Monumentos
Forte de São Julião da Barra
Forte de São Julião da Barra, em Oeiras: a maior fortaleza abaluartada de Portugal, defensora da barra do Tejo desde o século XVI.
O Forte de São Julião da Barra, em Oeiras, é a maior e mais completa fortaleza abaluartada de Portugal. Erguido na ponta de São Gião, no extremo poente do concelho, domina a foz do Tejo e foi, durante séculos, a principal chave defensiva da barra que dava acesso ao porto de Lisboa. Antigamente conhecido como Torre de São Gião, foi outrora chamado o “escudo do reino”.
História e construção
A construção iniciou-se em 1553, no reinado de D. João III, sob a direção do arquiteto Miguel de Arruda, e estava no essencial concluída por volta de 1568. A localização não foi casual: em conjunto com o Forte de São Lourenço do Bugio, na margem oposta, o conjunto criava um fogo cruzado capaz de controlar a entrada e saída de navios na barra do Tejo.

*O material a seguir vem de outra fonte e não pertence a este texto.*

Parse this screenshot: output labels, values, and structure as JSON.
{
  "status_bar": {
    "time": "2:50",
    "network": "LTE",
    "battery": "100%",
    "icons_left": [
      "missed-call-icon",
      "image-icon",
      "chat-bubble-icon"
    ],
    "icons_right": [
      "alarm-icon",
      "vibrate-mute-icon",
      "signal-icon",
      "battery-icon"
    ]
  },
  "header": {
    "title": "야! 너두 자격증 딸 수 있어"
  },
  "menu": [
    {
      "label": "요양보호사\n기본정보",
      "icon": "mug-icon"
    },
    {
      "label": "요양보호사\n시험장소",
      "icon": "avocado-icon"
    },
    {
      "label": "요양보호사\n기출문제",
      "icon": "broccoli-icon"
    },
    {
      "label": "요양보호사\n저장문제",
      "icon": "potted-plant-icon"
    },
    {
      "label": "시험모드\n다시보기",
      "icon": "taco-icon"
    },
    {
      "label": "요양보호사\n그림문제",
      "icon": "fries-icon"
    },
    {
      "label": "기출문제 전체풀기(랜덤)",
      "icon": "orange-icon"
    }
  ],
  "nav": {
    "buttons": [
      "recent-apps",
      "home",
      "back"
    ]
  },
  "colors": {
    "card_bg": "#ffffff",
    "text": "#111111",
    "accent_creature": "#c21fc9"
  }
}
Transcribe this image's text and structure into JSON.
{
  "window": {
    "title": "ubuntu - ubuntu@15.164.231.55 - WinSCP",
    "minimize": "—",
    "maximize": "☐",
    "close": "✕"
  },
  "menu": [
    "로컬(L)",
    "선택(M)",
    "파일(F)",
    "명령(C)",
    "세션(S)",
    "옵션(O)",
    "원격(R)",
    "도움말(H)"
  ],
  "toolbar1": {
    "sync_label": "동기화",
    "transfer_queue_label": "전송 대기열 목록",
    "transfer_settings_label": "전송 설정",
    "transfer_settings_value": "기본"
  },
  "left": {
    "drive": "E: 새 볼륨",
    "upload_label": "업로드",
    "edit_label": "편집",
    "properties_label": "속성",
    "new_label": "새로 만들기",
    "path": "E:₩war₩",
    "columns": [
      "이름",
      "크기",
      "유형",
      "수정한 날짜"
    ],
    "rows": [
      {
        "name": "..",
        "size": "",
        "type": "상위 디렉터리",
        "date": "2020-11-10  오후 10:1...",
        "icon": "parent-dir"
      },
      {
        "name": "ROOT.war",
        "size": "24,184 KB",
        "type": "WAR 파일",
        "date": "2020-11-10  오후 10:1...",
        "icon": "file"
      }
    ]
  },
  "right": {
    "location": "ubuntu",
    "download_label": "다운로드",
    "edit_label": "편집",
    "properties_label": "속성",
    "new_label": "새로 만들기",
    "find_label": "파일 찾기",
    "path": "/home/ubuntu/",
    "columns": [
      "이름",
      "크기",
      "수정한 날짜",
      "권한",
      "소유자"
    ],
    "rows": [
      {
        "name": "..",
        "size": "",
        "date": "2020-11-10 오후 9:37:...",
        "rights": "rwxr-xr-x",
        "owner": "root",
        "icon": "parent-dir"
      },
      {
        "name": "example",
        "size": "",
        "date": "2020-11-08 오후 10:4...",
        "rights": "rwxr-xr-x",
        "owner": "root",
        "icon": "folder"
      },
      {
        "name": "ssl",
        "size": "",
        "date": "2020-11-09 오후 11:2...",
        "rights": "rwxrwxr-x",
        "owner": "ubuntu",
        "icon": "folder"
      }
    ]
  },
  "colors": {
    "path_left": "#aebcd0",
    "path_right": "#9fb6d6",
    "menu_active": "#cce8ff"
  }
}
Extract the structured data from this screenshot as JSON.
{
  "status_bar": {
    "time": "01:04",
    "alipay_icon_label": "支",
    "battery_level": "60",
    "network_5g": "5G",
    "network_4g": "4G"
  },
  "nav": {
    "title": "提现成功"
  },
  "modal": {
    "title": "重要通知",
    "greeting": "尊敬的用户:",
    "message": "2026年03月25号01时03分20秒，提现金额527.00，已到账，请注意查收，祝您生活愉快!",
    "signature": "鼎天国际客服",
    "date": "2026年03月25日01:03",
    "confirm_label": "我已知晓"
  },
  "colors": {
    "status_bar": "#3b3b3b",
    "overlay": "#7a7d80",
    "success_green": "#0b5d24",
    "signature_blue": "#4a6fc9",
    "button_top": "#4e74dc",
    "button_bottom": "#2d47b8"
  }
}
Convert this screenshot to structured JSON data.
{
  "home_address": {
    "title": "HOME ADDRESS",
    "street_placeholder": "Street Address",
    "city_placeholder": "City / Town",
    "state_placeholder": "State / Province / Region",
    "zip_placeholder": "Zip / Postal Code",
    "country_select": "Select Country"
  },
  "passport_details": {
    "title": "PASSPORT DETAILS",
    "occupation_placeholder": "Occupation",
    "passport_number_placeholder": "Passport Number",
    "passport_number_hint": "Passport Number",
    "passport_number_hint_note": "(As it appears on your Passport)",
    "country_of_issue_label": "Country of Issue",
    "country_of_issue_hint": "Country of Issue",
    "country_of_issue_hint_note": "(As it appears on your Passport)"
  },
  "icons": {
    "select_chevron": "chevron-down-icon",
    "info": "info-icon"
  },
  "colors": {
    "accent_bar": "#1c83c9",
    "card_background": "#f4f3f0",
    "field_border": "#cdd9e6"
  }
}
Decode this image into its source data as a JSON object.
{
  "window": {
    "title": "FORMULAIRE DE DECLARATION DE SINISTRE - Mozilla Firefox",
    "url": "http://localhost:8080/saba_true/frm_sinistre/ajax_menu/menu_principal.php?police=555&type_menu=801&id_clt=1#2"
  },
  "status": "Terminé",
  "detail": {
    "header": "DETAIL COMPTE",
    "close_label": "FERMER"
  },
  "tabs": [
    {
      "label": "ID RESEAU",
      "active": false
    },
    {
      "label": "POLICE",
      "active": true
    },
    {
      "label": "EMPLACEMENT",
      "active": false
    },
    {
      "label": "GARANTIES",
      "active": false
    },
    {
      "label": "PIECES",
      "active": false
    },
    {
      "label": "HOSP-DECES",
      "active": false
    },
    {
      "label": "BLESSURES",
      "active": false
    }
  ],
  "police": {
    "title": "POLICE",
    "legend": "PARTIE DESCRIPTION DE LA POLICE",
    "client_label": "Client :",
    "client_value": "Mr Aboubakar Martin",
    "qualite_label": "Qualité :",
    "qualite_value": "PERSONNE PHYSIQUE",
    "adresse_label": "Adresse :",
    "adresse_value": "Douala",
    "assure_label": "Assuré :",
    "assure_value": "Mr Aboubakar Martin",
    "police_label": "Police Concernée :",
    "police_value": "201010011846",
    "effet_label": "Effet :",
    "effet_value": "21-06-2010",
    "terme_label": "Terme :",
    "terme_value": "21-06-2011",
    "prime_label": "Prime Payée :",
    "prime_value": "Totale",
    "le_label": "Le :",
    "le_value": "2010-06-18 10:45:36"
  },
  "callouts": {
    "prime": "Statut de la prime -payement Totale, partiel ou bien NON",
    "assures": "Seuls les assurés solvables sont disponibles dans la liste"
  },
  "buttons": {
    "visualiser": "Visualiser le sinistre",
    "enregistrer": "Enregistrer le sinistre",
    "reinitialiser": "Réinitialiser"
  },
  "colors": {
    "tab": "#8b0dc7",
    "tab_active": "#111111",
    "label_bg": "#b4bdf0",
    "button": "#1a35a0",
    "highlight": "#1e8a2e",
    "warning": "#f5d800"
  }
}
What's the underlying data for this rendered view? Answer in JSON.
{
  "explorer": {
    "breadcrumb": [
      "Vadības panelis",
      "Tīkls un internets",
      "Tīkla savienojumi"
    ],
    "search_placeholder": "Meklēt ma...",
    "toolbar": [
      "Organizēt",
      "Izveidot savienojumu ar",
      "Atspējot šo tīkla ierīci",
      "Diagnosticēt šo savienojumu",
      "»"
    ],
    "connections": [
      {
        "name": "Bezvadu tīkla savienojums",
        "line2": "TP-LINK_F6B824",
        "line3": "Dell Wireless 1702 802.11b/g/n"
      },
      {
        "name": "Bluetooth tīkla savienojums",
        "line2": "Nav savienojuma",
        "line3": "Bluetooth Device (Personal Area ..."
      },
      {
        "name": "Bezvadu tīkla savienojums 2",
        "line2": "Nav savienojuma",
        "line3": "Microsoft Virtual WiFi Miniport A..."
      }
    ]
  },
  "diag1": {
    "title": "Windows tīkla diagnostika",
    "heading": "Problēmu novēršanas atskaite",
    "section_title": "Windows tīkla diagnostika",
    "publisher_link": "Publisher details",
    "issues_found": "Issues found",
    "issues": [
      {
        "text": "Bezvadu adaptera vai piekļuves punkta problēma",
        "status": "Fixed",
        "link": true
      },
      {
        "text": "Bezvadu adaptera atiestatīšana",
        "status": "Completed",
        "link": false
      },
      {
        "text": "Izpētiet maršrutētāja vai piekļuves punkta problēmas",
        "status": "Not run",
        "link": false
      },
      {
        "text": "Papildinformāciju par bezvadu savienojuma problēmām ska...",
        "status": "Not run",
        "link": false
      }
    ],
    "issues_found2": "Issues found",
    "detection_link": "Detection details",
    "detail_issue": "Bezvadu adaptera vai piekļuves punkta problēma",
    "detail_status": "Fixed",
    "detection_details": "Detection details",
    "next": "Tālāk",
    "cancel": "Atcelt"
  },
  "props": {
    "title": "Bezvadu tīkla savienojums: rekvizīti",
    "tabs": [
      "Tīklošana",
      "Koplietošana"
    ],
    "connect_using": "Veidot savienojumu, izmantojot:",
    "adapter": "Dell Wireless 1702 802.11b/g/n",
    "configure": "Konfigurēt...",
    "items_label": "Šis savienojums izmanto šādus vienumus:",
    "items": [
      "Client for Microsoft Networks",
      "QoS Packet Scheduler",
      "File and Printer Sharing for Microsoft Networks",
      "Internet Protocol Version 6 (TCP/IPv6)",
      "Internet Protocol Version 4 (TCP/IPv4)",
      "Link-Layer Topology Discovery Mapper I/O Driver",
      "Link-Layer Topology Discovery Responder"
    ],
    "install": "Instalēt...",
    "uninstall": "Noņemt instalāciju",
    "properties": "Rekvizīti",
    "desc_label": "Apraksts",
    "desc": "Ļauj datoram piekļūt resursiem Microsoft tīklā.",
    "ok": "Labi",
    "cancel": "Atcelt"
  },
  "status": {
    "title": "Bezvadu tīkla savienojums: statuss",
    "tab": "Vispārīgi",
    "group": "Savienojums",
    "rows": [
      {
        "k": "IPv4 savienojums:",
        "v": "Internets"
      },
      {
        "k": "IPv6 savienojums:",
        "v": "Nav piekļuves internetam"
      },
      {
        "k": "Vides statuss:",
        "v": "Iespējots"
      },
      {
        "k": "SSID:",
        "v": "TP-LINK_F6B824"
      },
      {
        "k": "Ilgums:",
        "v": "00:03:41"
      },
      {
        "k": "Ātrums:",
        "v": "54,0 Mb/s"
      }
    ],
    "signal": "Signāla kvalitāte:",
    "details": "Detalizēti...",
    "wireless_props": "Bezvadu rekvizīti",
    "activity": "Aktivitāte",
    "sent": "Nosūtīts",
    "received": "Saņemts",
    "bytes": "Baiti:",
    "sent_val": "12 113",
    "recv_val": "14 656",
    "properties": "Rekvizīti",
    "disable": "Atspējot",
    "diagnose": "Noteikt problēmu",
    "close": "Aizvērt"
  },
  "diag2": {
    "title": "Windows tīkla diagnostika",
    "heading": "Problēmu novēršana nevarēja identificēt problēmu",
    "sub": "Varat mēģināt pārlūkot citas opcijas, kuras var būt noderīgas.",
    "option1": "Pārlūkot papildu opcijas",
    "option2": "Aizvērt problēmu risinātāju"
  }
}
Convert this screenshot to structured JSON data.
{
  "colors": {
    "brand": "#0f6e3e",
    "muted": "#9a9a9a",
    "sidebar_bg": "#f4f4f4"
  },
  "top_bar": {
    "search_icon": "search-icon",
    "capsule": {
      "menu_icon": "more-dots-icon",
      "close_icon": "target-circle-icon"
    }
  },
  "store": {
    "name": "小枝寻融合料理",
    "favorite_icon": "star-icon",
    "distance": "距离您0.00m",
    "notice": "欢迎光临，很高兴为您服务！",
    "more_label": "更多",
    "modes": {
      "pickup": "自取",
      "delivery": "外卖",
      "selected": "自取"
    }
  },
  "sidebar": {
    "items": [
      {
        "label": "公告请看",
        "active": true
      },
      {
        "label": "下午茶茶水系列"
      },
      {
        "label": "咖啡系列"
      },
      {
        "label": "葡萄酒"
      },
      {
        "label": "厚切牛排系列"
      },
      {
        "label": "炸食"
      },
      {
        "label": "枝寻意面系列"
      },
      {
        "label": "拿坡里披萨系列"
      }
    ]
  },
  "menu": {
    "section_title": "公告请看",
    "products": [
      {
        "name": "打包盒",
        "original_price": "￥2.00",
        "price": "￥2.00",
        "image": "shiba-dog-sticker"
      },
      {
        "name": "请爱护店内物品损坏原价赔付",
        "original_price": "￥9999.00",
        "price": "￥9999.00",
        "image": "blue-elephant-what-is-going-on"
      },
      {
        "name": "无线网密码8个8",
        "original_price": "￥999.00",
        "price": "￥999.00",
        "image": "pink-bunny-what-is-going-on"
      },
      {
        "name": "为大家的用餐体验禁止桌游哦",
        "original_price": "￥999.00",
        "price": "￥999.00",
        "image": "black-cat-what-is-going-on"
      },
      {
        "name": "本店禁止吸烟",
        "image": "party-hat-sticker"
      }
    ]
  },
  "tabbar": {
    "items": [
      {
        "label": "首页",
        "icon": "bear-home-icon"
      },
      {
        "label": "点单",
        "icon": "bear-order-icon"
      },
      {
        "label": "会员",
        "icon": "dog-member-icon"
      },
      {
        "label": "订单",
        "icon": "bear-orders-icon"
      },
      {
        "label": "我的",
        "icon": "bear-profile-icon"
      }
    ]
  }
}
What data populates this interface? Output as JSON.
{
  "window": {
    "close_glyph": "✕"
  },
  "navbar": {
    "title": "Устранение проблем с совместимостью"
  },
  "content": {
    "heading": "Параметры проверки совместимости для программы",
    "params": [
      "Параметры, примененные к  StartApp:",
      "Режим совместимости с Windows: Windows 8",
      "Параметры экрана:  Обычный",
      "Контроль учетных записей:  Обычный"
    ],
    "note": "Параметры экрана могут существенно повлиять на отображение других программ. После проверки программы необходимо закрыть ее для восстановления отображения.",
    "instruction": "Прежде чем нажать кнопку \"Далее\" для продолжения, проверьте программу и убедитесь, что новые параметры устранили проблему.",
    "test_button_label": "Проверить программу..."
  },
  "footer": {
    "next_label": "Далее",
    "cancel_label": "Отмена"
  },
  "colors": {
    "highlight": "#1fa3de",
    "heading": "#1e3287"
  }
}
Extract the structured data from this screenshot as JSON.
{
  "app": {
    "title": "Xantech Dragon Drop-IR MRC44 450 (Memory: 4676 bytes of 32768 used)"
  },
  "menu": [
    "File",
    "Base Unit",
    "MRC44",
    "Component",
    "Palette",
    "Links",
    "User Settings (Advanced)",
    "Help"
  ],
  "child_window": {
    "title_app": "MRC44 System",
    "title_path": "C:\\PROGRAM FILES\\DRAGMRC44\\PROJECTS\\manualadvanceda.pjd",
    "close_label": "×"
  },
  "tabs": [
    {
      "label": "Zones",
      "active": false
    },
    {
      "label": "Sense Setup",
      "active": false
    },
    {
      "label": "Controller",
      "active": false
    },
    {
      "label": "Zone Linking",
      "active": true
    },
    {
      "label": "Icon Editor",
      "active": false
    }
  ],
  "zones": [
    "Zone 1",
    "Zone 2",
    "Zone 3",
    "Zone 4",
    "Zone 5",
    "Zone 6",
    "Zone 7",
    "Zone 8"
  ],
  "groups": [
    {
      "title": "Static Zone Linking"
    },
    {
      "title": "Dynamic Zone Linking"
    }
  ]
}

Durante a União Ibérica (1580–1640), a fortaleza foi profundamente reforçada. Foram levantadas novas baterias, ampliados os flancos e acrescentados baluartes — obras que, prolongadas até finais do século XVI, transformaram São Julião na fortificação mais poderosa do país. A planta abaluartada, com baluartes angulosos, fossos e muralhas baixas e espessas, respondia à artilharia moderna e inscreve-se na tradição que viria a ser consagrada na Europa pelo sistema de Vauban, de que este é um dos exemplos mais íntegros em território português.
Da defesa à prisão e à residência oficial
Para além da vocação militar, o forte cedo assumiu funções penais, servindo de prisão política desde o final do século XVI até à Primeira República. Entre os seus reclusos célebres conta-se o general Gomes Freire de Andrade, aqui detido antes da sua execução em 1817. Durante as Invasões Francesas e a presença britânica nas guerras peninsulares, a praça manteve importância estratégica.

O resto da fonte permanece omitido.